Laici e laici

Il termine laico è uno dei più inflazionati sui media, ma anche uno dei più equivoci; ha, cioè, a seconda di chi lo usa o del contesto in cui viene usato, i significati più diversi, a volte perfino contraddittori.

Laico è, per esempio, il sagrista della mia parrocchia, ma laico si proclama anche Pannella, che con il mio sagrista ha in comune probabilmente solo l’appartenenza al genere umano.

Gli equivoci che nascono da questa confusione sul termine laico sono facilmente immaginabili. Promozione dei laici è stato uno degli obbiettivi principali del Concilio Vaticano II, mentre d’altra parte le leggi sul divorzio e sull’aborto sono state sbandierate come loro prime vittorie dai laici alla Pannella.

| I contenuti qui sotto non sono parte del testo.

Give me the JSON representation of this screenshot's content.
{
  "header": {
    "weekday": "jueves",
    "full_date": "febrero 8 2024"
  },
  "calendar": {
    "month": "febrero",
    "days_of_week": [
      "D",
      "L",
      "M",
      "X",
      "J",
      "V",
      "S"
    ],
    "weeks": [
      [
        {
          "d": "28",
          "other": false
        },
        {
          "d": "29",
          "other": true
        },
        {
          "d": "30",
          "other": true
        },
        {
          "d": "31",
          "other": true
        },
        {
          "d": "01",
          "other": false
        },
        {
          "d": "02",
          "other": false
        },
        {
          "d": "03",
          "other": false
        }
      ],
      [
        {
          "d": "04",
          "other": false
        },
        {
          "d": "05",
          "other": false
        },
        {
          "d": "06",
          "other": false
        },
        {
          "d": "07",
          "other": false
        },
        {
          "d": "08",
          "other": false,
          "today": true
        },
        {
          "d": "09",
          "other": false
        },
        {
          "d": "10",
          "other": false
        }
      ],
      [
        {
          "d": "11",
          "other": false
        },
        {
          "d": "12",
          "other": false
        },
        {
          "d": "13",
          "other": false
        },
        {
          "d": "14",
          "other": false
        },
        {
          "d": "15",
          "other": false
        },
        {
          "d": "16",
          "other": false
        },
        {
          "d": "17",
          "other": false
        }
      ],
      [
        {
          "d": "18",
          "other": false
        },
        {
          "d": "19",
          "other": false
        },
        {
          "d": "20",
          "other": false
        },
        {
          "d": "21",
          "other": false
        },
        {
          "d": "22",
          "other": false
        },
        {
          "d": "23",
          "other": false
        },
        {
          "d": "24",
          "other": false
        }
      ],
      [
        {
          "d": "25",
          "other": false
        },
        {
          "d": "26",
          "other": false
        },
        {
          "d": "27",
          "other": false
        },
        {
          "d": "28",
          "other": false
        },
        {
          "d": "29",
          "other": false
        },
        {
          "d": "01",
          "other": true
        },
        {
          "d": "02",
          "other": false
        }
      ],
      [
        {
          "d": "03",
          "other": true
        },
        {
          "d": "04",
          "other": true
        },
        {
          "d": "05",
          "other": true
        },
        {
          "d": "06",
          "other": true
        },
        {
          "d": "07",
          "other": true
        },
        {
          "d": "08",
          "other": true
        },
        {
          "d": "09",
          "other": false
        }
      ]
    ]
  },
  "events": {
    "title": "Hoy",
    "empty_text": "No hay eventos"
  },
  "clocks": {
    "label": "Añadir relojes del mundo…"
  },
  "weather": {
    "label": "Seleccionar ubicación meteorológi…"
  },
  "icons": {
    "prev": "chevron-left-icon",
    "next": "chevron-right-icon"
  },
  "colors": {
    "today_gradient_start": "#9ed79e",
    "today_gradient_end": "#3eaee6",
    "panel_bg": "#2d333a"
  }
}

LA CONFUSIONE DI SUOR GIULIVA

Si pensi al disorientamento della candida Suor Giuliva, quando, dopo aver sentito da tutti i pulpiti e in tutti i toni che si deve dare spazio ai laici, sente annunciare dai vari TG che i laici stanno dandosi da fare perché la “civilissima” legge sul divorzio sia resa più larga e quindi ancora più civile.

Il fatto è che dire laico così nudo e crudo non basta; è un aggettivo generico e, a ben guardare, di scarso contenuto. Ma c’è di più: dire laico per Pannella, Scalfari, o Flores d’Arcais significa non clericale, non confessionale non dogmatico… Tutti termini, come si può ben vedere, di segno negativo per via di quel “non”. Anche il sinonimo indipendente, portato avanti da qualcuno come definizione affermativa di laico è pure, in realtà, un termine negativo; sta infatti per non dipendente.

Qualcosa del genere avviene, a dire il vero, anche nel linguaggio ecclesiastico, in cui laico sta per non chierico, cioè non appartenente al clero.

Il procedere per via di negazione però, è sterile, perché si limita a sgombrare il terreno senza però avanzare nemmeno di un passo e poi cento negazioni non fanno una sola affermazione; oppure è un imbroglio, perché l’antidogmatismo e l’anticlericalismo di principio non sono altro che un dogmatismo e un clericalismo alla rovescia.

CHI È IL LAICO

Trattando di laici, di Chiesa o non di Chiesa, se si vuol parlare in modo da dire qualche cosa, occorre definire il laico in senso affermativo. Per questo, è innanzi tutto utile cercare da dove deriva il termine Laico. Scopriremo che deriva dal greco laòs (= popolo), per cui laico indica uno del popolo. Laico allora è chi nella storia, sia essa con la esse maiuscola sia con la esse minuscola, calato nel molteplice vissuto quotidiano, traduce politicamente, come può, sotto la propria responsabilità individuale o di gruppo, i valori elaborati dalla propria famiglia di spirito.

Inteso così, si può parlare correttamente di laico socialista, liberale, radicale, e, perché no? di laico cattolico e, tempo fa, perfino di laico democristiano.

Il problema vero in Italia però non è quello di stabilire chi ha diritto di qualificarsi come laico e chi invece va bollato con il marchio infamante del clericalismo. In Italia, in ogni aggregazione ci sono chierici e laici. Il bisogno più forte in Italia è che in ogni “chiesa” ci sia spazio per una laicità autentica. E questo non riguarda solo la Chiesa cattolica. Non è un mistero che aiatollah e relativi zelanti portaordini sono presenti anche in gruppi che troppo disinvoltamente si autodefiniscono laici.

PIÙ LAICITÀ. PER TUTTI

La nostra Chiesa da anni sta approfondendo a tutti i livelli il tema della laicità e sta impegnandosi per attuare la promozione dei laici voluta dal Concilio, come parte integrante della Chiesa così come l’ha voluta il Signore. I risultati di questo impegno per qualcuno sono già buoni, per altri sono scarsi, per molti sono ancora del tutto insoddisfacenti. Gli scontenti però, nel continuare giustamente a spingere la santa madre Chiesa a un’incessante autocritica e in una vera conversione in materia di laicità, non si buttino giù troppo e non si vergognino più di tanto per la loro Chiesa quasi fosse l’ultimo impero clericale del mondo.

Stante la confusione generale sui termine laico di cui si diceva e le magagne che spesso questa confusione copre, l’autocritica sul “clericalismo interno” e sulla scarsa considerazione della base gioverebbe fosse fatta, ad esempio, anche nei partiti, nei sindacati, in tanti movimenti, nei mezzi di comunicazione sociale e chi più ne ha più ne metta.

C’è lavoro per tutti per il bene di tutti.